The growth is expected to spread across a wide range of sectors across different geographies. Some of the future trends expected in IoT/IIoT are explained in the following sections.


Remote Access and Work From Home

The recent shift in how people work will have a long-term impact. The government-mandated lockdowns forced businesses to rethink their workflow; IoT/IIoT forms an important piece of the puzzle. IoT enables remote access in every industry and may make working from home (WFH) the predominant mode of working, even in heavy industries.


IoT In Retail and Healthcare

While IoT has been rising in industrial applications and consumer technology, other sectors have had lackluster adoption. But, this may change with the drop in cost of IoT implementation and the increase in the sheer amount of use cases. 

The growth of IoT in retail and healthcare will be the most prominent as the base is very low and the large size of both industries. Retail and healthcare are also sectors where IoT can have a huge impact.


Mega-scale IoT Implementations

Current IoT implementations are limited to a home, plant, or organization. Large-scale IoT implementations will take place in the future. Connected smart cities will be a reality in the current decade. Such projects will connect transportation, government services, private businesses, and utilities within a city to provide seamless service to the citizens.


Figure 3. The rise of Industry 4.0 helps future-proof mega-scale IIoT implementations.


Edge Computing

In the current model of IoT implementation, cloud computing is the prominent source of computing power, which may change due to the creation of powerful, smaller chips with low power consumption. This will enable each device to process information and make decisions without relying on a central server and move to an edge computing model. 


Dark Factories

Automation of factories will go on a hyperdrive. The advancement in hardware, software, and algorithms will help to create factories with completely automated processes. Factories that require no human intervention to operate are termed “dark factories.” Such factories will be commonplace by the end of the next decade.


Cybersecurity Concerns

An exponentially increasing number of devices that can connect to the internet will increase the vulnerability of industrial systems. As the attack surface increases with each new internet-enabled device, it becomes easier to gain unauthorized access. Cyber threats will become an important consideration for IoT implementations.

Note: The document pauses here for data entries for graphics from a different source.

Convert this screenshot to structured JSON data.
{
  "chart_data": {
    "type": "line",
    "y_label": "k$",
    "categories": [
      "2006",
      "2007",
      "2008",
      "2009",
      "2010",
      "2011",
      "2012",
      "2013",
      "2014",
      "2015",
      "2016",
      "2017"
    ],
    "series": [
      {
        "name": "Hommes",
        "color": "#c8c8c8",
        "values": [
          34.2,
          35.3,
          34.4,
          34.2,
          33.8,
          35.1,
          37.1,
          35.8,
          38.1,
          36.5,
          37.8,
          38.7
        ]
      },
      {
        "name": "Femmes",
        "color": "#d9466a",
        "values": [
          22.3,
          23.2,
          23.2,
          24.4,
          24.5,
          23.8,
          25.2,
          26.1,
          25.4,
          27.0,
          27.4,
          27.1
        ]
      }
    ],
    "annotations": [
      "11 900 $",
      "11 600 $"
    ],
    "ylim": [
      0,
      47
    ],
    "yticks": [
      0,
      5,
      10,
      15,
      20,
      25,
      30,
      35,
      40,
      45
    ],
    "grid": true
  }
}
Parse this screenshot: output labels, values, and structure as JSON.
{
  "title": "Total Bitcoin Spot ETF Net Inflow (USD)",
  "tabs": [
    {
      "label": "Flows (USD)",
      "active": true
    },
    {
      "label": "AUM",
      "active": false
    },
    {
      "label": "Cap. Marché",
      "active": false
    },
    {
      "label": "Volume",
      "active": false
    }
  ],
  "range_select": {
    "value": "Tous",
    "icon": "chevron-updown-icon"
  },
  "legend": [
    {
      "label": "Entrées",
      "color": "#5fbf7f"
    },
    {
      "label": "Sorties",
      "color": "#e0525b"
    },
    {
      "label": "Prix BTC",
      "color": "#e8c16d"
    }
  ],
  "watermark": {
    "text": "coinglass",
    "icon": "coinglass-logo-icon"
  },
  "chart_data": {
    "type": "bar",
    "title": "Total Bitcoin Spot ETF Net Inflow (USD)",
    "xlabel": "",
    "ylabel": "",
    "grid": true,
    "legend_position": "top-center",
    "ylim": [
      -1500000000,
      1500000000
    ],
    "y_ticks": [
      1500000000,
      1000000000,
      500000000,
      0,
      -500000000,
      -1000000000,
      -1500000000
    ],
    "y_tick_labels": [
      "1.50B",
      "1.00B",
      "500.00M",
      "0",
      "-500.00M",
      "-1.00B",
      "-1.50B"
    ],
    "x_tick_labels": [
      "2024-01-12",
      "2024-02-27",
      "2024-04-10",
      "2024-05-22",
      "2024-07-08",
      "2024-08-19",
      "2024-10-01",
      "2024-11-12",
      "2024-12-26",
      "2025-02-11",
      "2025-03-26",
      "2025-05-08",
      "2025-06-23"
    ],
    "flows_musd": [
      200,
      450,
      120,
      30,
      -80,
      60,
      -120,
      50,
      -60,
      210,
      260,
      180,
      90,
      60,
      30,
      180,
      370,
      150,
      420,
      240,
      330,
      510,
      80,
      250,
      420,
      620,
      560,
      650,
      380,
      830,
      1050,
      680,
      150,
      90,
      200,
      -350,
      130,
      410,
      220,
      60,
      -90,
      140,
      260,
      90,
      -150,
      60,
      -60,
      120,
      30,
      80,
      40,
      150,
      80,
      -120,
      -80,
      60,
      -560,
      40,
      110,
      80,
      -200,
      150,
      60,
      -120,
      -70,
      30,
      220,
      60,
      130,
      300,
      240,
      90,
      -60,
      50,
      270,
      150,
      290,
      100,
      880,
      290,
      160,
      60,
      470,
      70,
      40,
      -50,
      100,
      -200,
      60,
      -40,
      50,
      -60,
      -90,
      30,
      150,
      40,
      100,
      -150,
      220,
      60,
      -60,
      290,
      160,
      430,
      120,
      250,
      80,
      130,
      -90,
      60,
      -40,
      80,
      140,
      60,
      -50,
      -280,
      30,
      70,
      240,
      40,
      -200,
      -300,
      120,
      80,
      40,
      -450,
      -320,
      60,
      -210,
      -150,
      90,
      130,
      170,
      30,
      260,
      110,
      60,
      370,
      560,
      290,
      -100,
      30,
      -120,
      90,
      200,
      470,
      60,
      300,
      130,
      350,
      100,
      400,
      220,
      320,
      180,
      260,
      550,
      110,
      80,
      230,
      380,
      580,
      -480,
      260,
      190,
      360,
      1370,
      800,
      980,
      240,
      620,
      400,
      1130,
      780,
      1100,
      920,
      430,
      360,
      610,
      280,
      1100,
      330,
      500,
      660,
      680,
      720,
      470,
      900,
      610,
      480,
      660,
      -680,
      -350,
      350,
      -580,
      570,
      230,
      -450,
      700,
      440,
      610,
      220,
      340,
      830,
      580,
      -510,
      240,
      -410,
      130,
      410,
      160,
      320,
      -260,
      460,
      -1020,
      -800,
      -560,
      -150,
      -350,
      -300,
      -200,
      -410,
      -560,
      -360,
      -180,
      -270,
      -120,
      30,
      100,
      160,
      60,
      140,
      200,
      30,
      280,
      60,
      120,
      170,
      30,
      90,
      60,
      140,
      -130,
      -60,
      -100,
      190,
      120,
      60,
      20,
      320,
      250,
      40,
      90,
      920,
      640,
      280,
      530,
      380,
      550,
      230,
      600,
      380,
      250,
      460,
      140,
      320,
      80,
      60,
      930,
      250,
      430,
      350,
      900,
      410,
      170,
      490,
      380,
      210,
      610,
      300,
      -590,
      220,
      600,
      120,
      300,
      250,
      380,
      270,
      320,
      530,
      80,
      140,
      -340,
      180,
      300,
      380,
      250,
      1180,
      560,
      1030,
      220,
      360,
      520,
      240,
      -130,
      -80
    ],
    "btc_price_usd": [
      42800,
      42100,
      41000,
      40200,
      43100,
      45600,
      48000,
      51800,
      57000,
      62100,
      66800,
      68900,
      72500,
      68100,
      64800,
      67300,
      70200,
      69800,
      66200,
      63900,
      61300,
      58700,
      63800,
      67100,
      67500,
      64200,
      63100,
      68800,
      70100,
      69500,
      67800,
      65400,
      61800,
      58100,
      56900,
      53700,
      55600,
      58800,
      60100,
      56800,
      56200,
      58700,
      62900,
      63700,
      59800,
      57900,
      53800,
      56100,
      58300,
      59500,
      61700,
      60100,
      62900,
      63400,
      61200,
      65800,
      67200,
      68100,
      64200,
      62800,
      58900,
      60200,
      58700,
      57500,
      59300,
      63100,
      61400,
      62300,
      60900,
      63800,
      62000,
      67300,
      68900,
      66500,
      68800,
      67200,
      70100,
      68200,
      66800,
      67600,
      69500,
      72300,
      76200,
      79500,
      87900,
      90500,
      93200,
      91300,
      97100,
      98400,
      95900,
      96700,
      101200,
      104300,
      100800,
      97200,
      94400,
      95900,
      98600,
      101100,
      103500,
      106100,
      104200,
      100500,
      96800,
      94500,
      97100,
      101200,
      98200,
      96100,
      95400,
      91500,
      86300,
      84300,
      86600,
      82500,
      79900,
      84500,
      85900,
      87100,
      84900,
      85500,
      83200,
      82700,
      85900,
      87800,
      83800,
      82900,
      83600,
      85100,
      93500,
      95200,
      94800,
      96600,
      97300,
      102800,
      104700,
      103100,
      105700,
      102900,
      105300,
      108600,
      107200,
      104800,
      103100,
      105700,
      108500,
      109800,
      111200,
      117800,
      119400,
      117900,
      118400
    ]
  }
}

In most countries, there are no specific regulations for the IoT ecosystem. But due to the importance of technology in the lives of every citizen and critical national infrastructure, governments will pass regulations to manage the use of IoT devices. It is best to anticipate potential regulations and plan before implementation.

To future-proof IoT technology, potential future trends must be considered. Without future-proofing these technologies, they could easily become obsolete before the company receives ROI. What future trends do you foresee in IIoT?